The pitta balancing techniques I’d read of became essential. Exercise every morning (a moderately paced run) and every evening (yoga) kept the pitta fires in check. Because I was always sweaty from running, walking, or yoga, I was also taking cold showers twice a day. Finding my way into meditation and deep breathing became each night’s necessity.
On my last day of teaching in China, I realized how much food could help too. The lunch meeting was another scheduled surprise, which by now I only shrugged at. Inside the small dining room, an air conditioning unit hummed and beads of perspiration collected on our bottles of water and the backs of our necks. The waiter brought out plates of sliced cucumber and bowls of brown liquid and brown gelatinous chunks. It tasted like Jell-O made from sugar-free Dr. Pepper. “This is a local dish made of herbs,” said our host, pointing to the bowls. “It is a Jinhua specialty. We believe eating it in the summer is good for our health.” I sipped the cold sweetish liquid between bites of the gelatin and noticed too the plates of seafood, the bowls of cucumber salad, the plates of watermelon—“the fortune cookie of China,” according to our hosts—the many dishes designed to bring our core temperature down. For two weeks I’d eaten many naturally sweet, cooling, light foods. I ate hardly any dairy, raw vegetables, or refined sugars—all difficult foods to digest. Because I was trying to be an adventurous vegetarian, I was trying all the tofu and cooked vegetable dishes, the cucumber juice, chilled milk tea, lychees and dragon fruit. I even tried the fermented cold rice soup Sunny, my co-teacher, recommended as good for my health, and the brown Jell-O—twice. Because I was eating new foods with chopsticks, I went from inhaling my food to eating slowly, paying attention—a technique both Ayurvedic doctors and French women recommend for weight loss. Alcohol (a pitta irritant) was forbidden to our team for religious reasons, and my caffeine intake was limited to maybe a cup of coffee per day and some tea.

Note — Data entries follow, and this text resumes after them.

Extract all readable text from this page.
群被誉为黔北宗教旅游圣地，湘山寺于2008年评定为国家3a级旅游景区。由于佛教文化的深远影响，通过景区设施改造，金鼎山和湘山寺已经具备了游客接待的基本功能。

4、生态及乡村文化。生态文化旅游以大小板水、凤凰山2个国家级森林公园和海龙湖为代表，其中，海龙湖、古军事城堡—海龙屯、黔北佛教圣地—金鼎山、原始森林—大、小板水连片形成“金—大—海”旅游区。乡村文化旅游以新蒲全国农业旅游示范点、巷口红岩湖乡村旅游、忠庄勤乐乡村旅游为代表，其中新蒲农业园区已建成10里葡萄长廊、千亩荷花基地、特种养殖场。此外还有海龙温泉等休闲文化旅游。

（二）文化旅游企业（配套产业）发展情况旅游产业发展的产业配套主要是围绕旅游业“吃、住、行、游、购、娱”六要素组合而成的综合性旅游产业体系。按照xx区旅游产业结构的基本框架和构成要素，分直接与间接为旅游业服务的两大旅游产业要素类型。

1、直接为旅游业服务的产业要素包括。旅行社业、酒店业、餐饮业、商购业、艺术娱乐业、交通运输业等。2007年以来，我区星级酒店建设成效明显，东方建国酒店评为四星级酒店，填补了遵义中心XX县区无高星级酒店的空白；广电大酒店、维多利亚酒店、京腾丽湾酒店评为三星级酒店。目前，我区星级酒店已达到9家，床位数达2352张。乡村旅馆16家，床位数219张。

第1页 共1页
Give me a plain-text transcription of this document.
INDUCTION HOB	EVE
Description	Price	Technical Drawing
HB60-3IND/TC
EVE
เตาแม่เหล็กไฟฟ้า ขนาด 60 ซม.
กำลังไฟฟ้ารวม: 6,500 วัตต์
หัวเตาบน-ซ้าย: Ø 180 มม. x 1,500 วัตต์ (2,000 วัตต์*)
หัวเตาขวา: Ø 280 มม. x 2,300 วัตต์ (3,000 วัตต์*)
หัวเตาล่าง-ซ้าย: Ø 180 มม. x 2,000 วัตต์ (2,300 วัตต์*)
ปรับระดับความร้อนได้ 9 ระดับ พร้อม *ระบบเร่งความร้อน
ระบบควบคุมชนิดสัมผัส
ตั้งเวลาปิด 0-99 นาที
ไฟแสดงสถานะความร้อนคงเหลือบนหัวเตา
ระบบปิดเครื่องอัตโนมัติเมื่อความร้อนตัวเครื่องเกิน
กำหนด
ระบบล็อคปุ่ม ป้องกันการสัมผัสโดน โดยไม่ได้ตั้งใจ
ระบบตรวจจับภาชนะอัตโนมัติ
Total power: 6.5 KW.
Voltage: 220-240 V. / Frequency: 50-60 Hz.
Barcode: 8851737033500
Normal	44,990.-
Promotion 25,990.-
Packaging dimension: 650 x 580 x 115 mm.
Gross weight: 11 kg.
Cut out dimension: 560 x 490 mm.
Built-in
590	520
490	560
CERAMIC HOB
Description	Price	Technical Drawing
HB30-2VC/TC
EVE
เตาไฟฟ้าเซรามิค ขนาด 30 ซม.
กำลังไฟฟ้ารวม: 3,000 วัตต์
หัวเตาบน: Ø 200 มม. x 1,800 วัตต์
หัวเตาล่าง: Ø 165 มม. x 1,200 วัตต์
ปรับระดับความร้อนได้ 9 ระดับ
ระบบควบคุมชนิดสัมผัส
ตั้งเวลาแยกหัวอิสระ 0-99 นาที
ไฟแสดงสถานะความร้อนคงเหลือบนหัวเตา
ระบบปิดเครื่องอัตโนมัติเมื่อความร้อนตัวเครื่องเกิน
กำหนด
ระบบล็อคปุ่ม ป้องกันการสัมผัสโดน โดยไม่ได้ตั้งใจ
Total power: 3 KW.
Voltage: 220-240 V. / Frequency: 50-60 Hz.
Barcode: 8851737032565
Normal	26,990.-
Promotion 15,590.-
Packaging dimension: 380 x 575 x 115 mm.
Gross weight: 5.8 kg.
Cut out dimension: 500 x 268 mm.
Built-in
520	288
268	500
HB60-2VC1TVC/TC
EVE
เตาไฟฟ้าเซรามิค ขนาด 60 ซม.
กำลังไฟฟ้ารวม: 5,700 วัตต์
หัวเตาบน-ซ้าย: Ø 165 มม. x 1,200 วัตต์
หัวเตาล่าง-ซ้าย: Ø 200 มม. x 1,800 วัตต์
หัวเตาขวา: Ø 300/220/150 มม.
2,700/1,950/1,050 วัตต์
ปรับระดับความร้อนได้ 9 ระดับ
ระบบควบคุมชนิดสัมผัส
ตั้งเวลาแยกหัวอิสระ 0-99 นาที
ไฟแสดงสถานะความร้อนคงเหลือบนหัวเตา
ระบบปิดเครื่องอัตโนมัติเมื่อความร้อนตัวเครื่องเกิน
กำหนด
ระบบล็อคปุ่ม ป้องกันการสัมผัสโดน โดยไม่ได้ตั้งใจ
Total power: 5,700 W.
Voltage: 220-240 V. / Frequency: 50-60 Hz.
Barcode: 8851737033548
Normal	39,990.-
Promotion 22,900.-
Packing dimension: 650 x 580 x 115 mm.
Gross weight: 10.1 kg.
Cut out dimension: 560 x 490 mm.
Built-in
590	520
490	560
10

My body felt healthy and my mind always felt clear
During my first pancake breakfast home in America, I discovered the antibiotic I took in China had wrecked the good bacteria in my stomach along with the bad, so I spent the first few days home cautiously eating vegetables and missing greens and rice. In the weeks following, I’d wake up at 8:00 or 9:30 instead of 5:30, and miss the early dawn. In the schedule-less days of the end of summer, I missed the rhythm of waking, working out, teaching, eating, teaching, and trying to not get hit by a scooter. In the comfortable sameness of Indiana, I missed the invigoration that comes in trying to order a coffee when all you have is a picture and your hands, or teaching Chinese students the concept of baseball and Easter. I sat in my comfortable American house, at a desk with a 70-degree breeze blowing into the house, and missed even the tropical heat with its curative purge.
Sometimes when we advise study abroad students, we ask them to consider their coping mechanisms—the gym, video games, homework—and ask what they’ll do when all of those are gone. We don’t ask them the reverse, and I believe now we should. Back in America, and frustrated with my days listing like a half shipwrecked boat, I found myself unable to walk everywhere and eat greens for every meal. What I could do is find my way into my dark bedroom at night and sit on the hard floor, shut my eyes, and tell myself to breathe slowly and deeply in and out of my nose.